Here are Timothy Snyder's key points in this conversation:

  • The Russian invasion of Ukraine proves that ideas matter in the world. It matters that Putin believes there's no Ukraine and no Ukrainian people. And that bad idea is the result of other bad ideas. Like that the world is flawed and it can be healed by violence carried out by a particular nation -- Russia.
  • When I think of Ukraine today, some of the values that were seen, have deep historical roots. The notion of freedom, as being able to choose your own leader, goes back, at least, to Cossack times. The idea of collective resistance is also quite ancient in Ukraine.

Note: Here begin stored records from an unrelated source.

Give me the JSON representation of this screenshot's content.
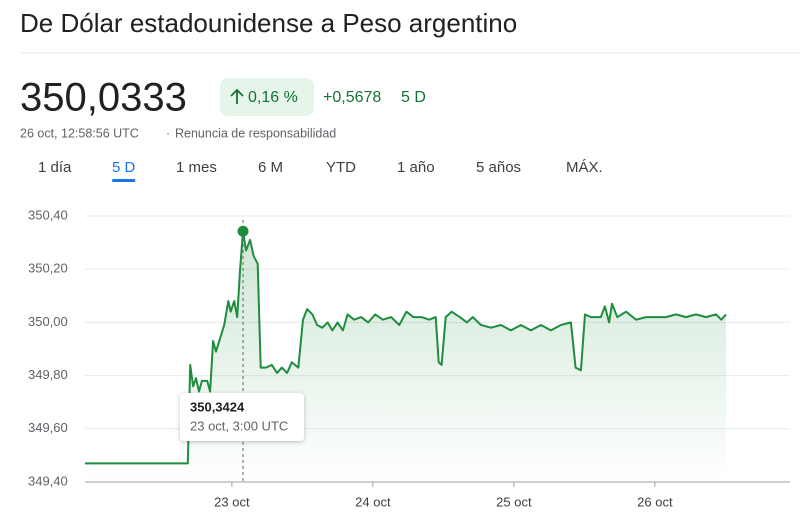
{
  "header": {
    "title": "De Dólar estadounidense a Peso argentino",
    "price": "350,0333",
    "change_percent": "0,16 %",
    "change": "+0,5678",
    "period": "5 D",
    "timestamp": "26 oct, 12:58:56 UTC",
    "separator": "·",
    "disclaimer": "Renuncia de responsabilidad"
  },
  "tabs": {
    "items": [
      "1 día",
      "5 D",
      "1 mes",
      "6 M",
      "YTD",
      "1 año",
      "5 años",
      "MÁX."
    ],
    "active": 1
  },
  "chart_data": {
    "type": "line",
    "x": [
      -25,
      -7.5,
      -7.1,
      -6.6,
      -6.1,
      -5.6,
      -5.1,
      -4.2,
      -3.7,
      -3.2,
      -2.7,
      -2.0,
      -1.3,
      -0.6,
      -0.2,
      0.4,
      0.9,
      1.4,
      1.9,
      2.4,
      3.1,
      3.7,
      4.4,
      4.9,
      5.8,
      6.8,
      7.7,
      8.5,
      9.4,
      10.2,
      11.3,
      12.1,
      12.8,
      13.7,
      14.5,
      15.4,
      16.3,
      17.1,
      18.0,
      18.9,
      19.7,
      20.8,
      22.0,
      23.2,
      24.4,
      25.7,
      27.1,
      28.5,
      29.7,
      30.9,
      32.3,
      33.6,
      34.7,
      35.2,
      35.7,
      36.4,
      37.4,
      38.8,
      40.0,
      41.0,
      42.4,
      44.1,
      45.8,
      47.5,
      49.2,
      50.9,
      52.6,
      54.3,
      56.0,
      57.7,
      58.5,
      59.4,
      60.1,
      61.1,
      62.8,
      63.5,
      64.2,
      64.7,
      65.6,
      67.1,
      68.8,
      70.5,
      72.2,
      73.9,
      75.6,
      77.3,
      79.0,
      80.7,
      82.4,
      83.3,
      84.1
    ],
    "series": [
      {
        "color": "#1e8e3e",
        "values": [
          349.47,
          349.47,
          349.84,
          349.76,
          349.79,
          349.74,
          349.78,
          349.78,
          349.74,
          349.93,
          349.89,
          349.94,
          349.99,
          350.08,
          350.04,
          350.08,
          350.02,
          350.2,
          350.3424,
          350.27,
          350.31,
          350.25,
          350.22,
          349.83,
          349.83,
          349.84,
          349.81,
          349.83,
          349.81,
          349.85,
          349.83,
          350.01,
          350.05,
          350.03,
          349.99,
          349.98,
          350.0,
          349.97,
          350.0,
          349.97,
          350.03,
          350.01,
          350.02,
          350.0,
          350.03,
          350.01,
          350.02,
          349.99,
          350.04,
          350.02,
          350.02,
          350.01,
          350.02,
          349.85,
          349.84,
          350.02,
          350.04,
          350.02,
          350.0,
          350.02,
          349.99,
          349.98,
          349.99,
          349.97,
          349.99,
          349.97,
          349.99,
          349.97,
          349.99,
          350.0,
          349.83,
          349.82,
          350.03,
          350.02,
          350.02,
          350.06,
          350.0,
          350.07,
          350.02,
          350.04,
          350.01,
          350.02,
          350.02,
          350.02,
          350.03,
          350.02,
          350.03,
          350.02,
          350.03,
          350.01,
          350.03
        ]
      }
    ],
    "xlim": [
      -25,
      95
    ],
    "xticks": [
      {
        "value": 0,
        "label": "23 oct"
      },
      {
        "value": 24,
        "label": "24 oct"
      },
      {
        "value": 48,
        "label": "25 oct"
      },
      {
        "value": 72,
        "label": "26 oct"
      }
    ],
    "ylim": [
      349.4,
      350.46
    ],
    "yticks": [
      {
        "value": 349.4,
        "label": "349,40"
      },
      {
        "value": 349.6,
        "label": "349,60"
      },
      {
        "value": 349.8,
        "label": "349,80"
      },
      {
        "value": 350.0,
        "label": "350,00"
      },
      {
        "value": 350.2,
        "label": "350,20"
      },
      {
        "value": 350.4,
        "label": "350,40"
      }
    ],
    "grid": true,
    "annotation": {
      "x": 1.9,
      "value": 350.3424,
      "label": "350,3424",
      "time": "23 oct, 3:00 UTC"
    }
  }
}
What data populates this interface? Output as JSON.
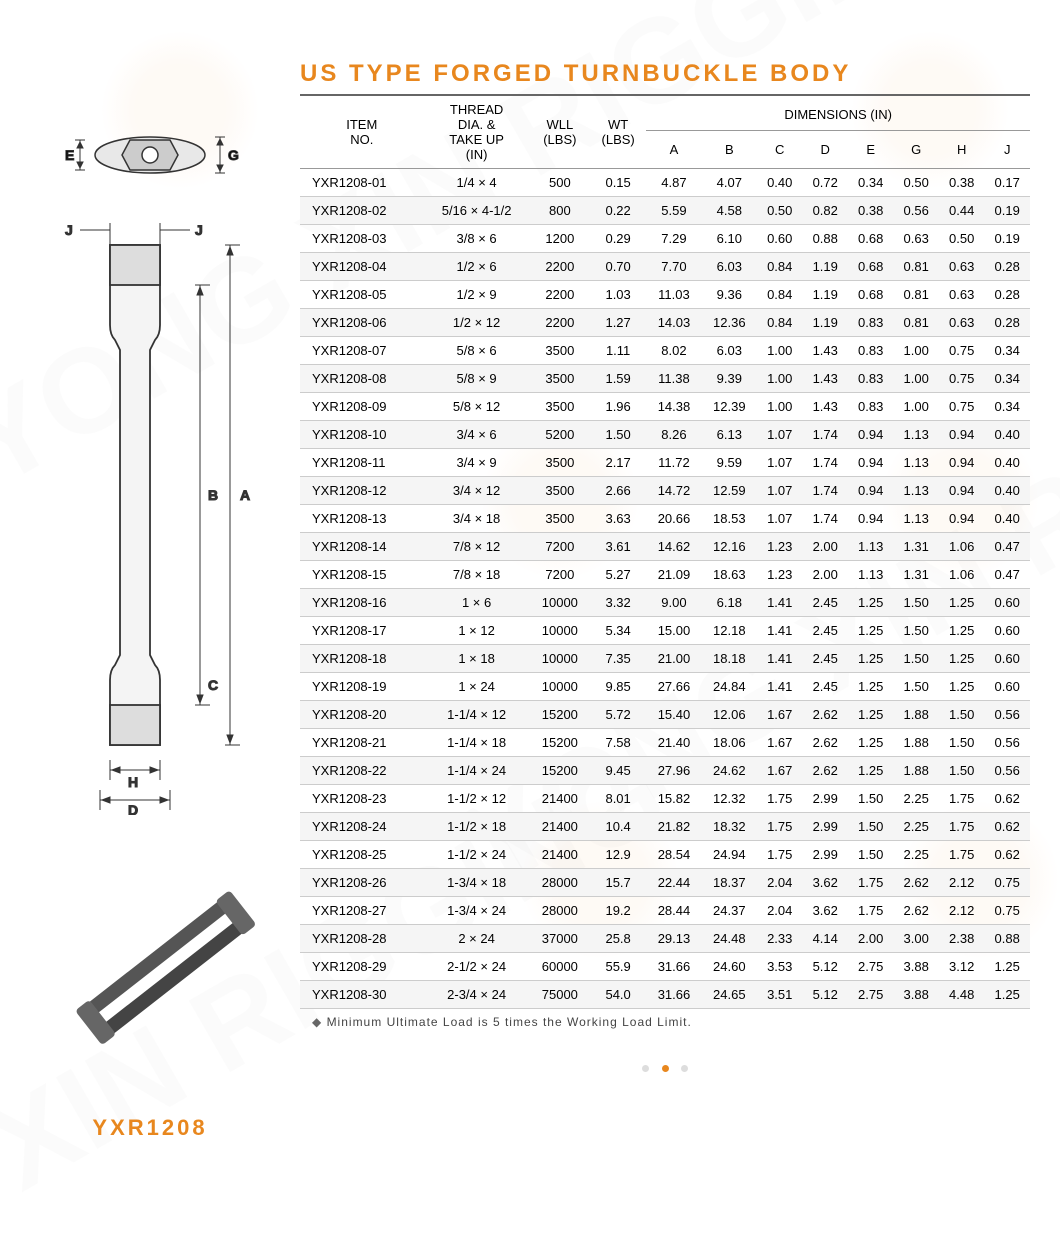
{
  "title": "US TYPE FORGED TURNBUCKLE BODY",
  "product_code": "YXR1208",
  "footnote": "Minimum Ultimate Load is 5 times the Working Load Limit.",
  "colors": {
    "accent": "#e8871e",
    "rule": "#666666",
    "row_alt": "#f5f5f5",
    "border": "#cccccc",
    "text": "#222222"
  },
  "headers": {
    "item": "ITEM\nNO.",
    "thread": "THREAD\nDIA. &\nTAKE UP\n(IN)",
    "wll": "WLL\n(LBS)",
    "wt": "WT\n(LBS)",
    "dim_group": "DIMENSIONS (IN)",
    "dims": [
      "A",
      "B",
      "C",
      "D",
      "E",
      "G",
      "H",
      "J"
    ]
  },
  "rows": [
    [
      "YXR1208-01",
      "1/4 × 4",
      "500",
      "0.15",
      "4.87",
      "4.07",
      "0.40",
      "0.72",
      "0.34",
      "0.50",
      "0.38",
      "0.17"
    ],
    [
      "YXR1208-02",
      "5/16 × 4-1/2",
      "800",
      "0.22",
      "5.59",
      "4.58",
      "0.50",
      "0.82",
      "0.38",
      "0.56",
      "0.44",
      "0.19"
    ],
    [
      "YXR1208-03",
      "3/8 × 6",
      "1200",
      "0.29",
      "7.29",
      "6.10",
      "0.60",
      "0.88",
      "0.68",
      "0.63",
      "0.50",
      "0.19"
    ],
    [
      "YXR1208-04",
      "1/2 × 6",
      "2200",
      "0.70",
      "7.70",
      "6.03",
      "0.84",
      "1.19",
      "0.68",
      "0.81",
      "0.63",
      "0.28"
    ],
    [
      "YXR1208-05",
      "1/2 × 9",
      "2200",
      "1.03",
      "11.03",
      "9.36",
      "0.84",
      "1.19",
      "0.68",
      "0.81",
      "0.63",
      "0.28"
    ],
    [
      "YXR1208-06",
      "1/2 × 12",
      "2200",
      "1.27",
      "14.03",
      "12.36",
      "0.84",
      "1.19",
      "0.83",
      "0.81",
      "0.63",
      "0.28"
    ],
    [
      "YXR1208-07",
      "5/8 × 6",
      "3500",
      "1.11",
      "8.02",
      "6.03",
      "1.00",
      "1.43",
      "0.83",
      "1.00",
      "0.75",
      "0.34"
    ],
    [
      "YXR1208-08",
      "5/8 × 9",
      "3500",
      "1.59",
      "11.38",
      "9.39",
      "1.00",
      "1.43",
      "0.83",
      "1.00",
      "0.75",
      "0.34"
    ],
    [
      "YXR1208-09",
      "5/8 × 12",
      "3500",
      "1.96",
      "14.38",
      "12.39",
      "1.00",
      "1.43",
      "0.83",
      "1.00",
      "0.75",
      "0.34"
    ],
    [
      "YXR1208-10",
      "3/4 × 6",
      "5200",
      "1.50",
      "8.26",
      "6.13",
      "1.07",
      "1.74",
      "0.94",
      "1.13",
      "0.94",
      "0.40"
    ],
    [
      "YXR1208-11",
      "3/4 × 9",
      "3500",
      "2.17",
      "11.72",
      "9.59",
      "1.07",
      "1.74",
      "0.94",
      "1.13",
      "0.94",
      "0.40"
    ],
    [
      "YXR1208-12",
      "3/4 × 12",
      "3500",
      "2.66",
      "14.72",
      "12.59",
      "1.07",
      "1.74",
      "0.94",
      "1.13",
      "0.94",
      "0.40"
    ],
    [
      "YXR1208-13",
      "3/4 × 18",
      "3500",
      "3.63",
      "20.66",
      "18.53",
      "1.07",
      "1.74",
      "0.94",
      "1.13",
      "0.94",
      "0.40"
    ],
    [
      "YXR1208-14",
      "7/8 × 12",
      "7200",
      "3.61",
      "14.62",
      "12.16",
      "1.23",
      "2.00",
      "1.13",
      "1.31",
      "1.06",
      "0.47"
    ],
    [
      "YXR1208-15",
      "7/8 × 18",
      "7200",
      "5.27",
      "21.09",
      "18.63",
      "1.23",
      "2.00",
      "1.13",
      "1.31",
      "1.06",
      "0.47"
    ],
    [
      "YXR1208-16",
      "1 × 6",
      "10000",
      "3.32",
      "9.00",
      "6.18",
      "1.41",
      "2.45",
      "1.25",
      "1.50",
      "1.25",
      "0.60"
    ],
    [
      "YXR1208-17",
      "1 × 12",
      "10000",
      "5.34",
      "15.00",
      "12.18",
      "1.41",
      "2.45",
      "1.25",
      "1.50",
      "1.25",
      "0.60"
    ],
    [
      "YXR1208-18",
      "1 × 18",
      "10000",
      "7.35",
      "21.00",
      "18.18",
      "1.41",
      "2.45",
      "1.25",
      "1.50",
      "1.25",
      "0.60"
    ],
    [
      "YXR1208-19",
      "1 × 24",
      "10000",
      "9.85",
      "27.66",
      "24.84",
      "1.41",
      "2.45",
      "1.25",
      "1.50",
      "1.25",
      "0.60"
    ],
    [
      "YXR1208-20",
      "1-1/4 × 12",
      "15200",
      "5.72",
      "15.40",
      "12.06",
      "1.67",
      "2.62",
      "1.25",
      "1.88",
      "1.50",
      "0.56"
    ],
    [
      "YXR1208-21",
      "1-1/4 × 18",
      "15200",
      "7.58",
      "21.40",
      "18.06",
      "1.67",
      "2.62",
      "1.25",
      "1.88",
      "1.50",
      "0.56"
    ],
    [
      "YXR1208-22",
      "1-1/4 × 24",
      "15200",
      "9.45",
      "27.96",
      "24.62",
      "1.67",
      "2.62",
      "1.25",
      "1.88",
      "1.50",
      "0.56"
    ],
    [
      "YXR1208-23",
      "1-1/2 × 12",
      "21400",
      "8.01",
      "15.82",
      "12.32",
      "1.75",
      "2.99",
      "1.50",
      "2.25",
      "1.75",
      "0.62"
    ],
    [
      "YXR1208-24",
      "1-1/2 × 18",
      "21400",
      "10.4",
      "21.82",
      "18.32",
      "1.75",
      "2.99",
      "1.50",
      "2.25",
      "1.75",
      "0.62"
    ],
    [
      "YXR1208-25",
      "1-1/2 × 24",
      "21400",
      "12.9",
      "28.54",
      "24.94",
      "1.75",
      "2.99",
      "1.50",
      "2.25",
      "1.75",
      "0.62"
    ],
    [
      "YXR1208-26",
      "1-3/4 × 18",
      "28000",
      "15.7",
      "22.44",
      "18.37",
      "2.04",
      "3.62",
      "1.75",
      "2.62",
      "2.12",
      "0.75"
    ],
    [
      "YXR1208-27",
      "1-3/4 × 24",
      "28000",
      "19.2",
      "28.44",
      "24.37",
      "2.04",
      "3.62",
      "1.75",
      "2.62",
      "2.12",
      "0.75"
    ],
    [
      "YXR1208-28",
      "2 × 24",
      "37000",
      "25.8",
      "29.13",
      "24.48",
      "2.33",
      "4.14",
      "2.00",
      "3.00",
      "2.38",
      "0.88"
    ],
    [
      "YXR1208-29",
      "2-1/2 × 24",
      "60000",
      "55.9",
      "31.66",
      "24.60",
      "3.53",
      "5.12",
      "2.75",
      "3.88",
      "3.12",
      "1.25"
    ],
    [
      "YXR1208-30",
      "2-3/4 × 24",
      "75000",
      "54.0",
      "31.66",
      "24.65",
      "3.51",
      "5.12",
      "2.75",
      "3.88",
      "4.48",
      "1.25"
    ]
  ],
  "diagram_labels": {
    "top_left": "E",
    "top_right": "G",
    "side_J1": "J",
    "side_J2": "J",
    "side_A": "A",
    "side_B": "B",
    "side_C": "C",
    "side_H": "H",
    "side_D": "D"
  },
  "pager": {
    "count": 3,
    "active": 1
  }
}
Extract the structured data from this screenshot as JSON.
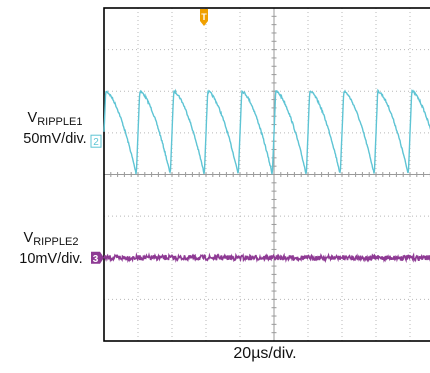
{
  "chart_data": {
    "type": "line",
    "x_unit_per_div": "20µs/div",
    "grid": true,
    "divisions": {
      "x": 10,
      "y": 8
    },
    "series": [
      {
        "name": "VRIPPLE1",
        "label_main": "V",
        "label_sub": "RIPPLE1",
        "scale": "50mV/div.",
        "marker": "2",
        "color": "#5ec4d4",
        "shape": "sawtooth",
        "period_div": 1.0,
        "first_peak_div": 0.05,
        "peak_level_div": 2.0,
        "trough_level_div": 0.0
      },
      {
        "name": "VRIPPLE2",
        "label_main": "V",
        "label_sub": "RIPPLE2",
        "scale": "10mV/div.",
        "marker": "3",
        "color": "#8e3a94",
        "shape": "flat-noise",
        "level_div": -2.0
      }
    ],
    "trigger_marker": {
      "label": "T",
      "color": "#f0a000"
    },
    "xlabel": "20µs/div."
  }
}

  • Everyone is Ukrainian because they become Ukrainian, no one is Ukrainian at the age of 6 months. In the war, people are taking risks together, taking stands together, making value commitments together, and in that sense, Ukrainian identity is formed or altered as people become Ukrainian by way of what they do together.
  • Ukraine can help us with the future because there's a future deficit everywhere in the West.
  • In the practical Ukrainian future there's going to be a victory, but that victory has to be intimately and organically connected with reconstruction. The very idea of victory has to be intertwined with the idea of reconstruction.
  • It's very striking, given the immense pressure that's been placed on Ukraine, not just now but since 2014, how little of the kind of idiotic extreme right nationalism there is. There's much more in America, and it's not clear why, in Germany or Poland. Whereas in Ukraine, which is a country at war, and which has been a country at war since 2014, there's much less of it.
  • You should have many values and life should be more about making intelligent choices among those values. And that in making the choices among values you're building up the kind of person you want to be. This goes back to the earlier questions about Ukraine and identity because what I would argue is that Ukrainian identity isn't something that is fixed or even determined by one major decision. Your identity has constantly been generated by choices you're making about values.

This is the first episode of a new podcast series by UkraineWorld called Thinking in Dark Times. This series seeks to make Ukraine and the current Russian war against Ukraine a focal point of our joint reflection on the world's present, past, and future. We try to see the light through and despite the current darkness.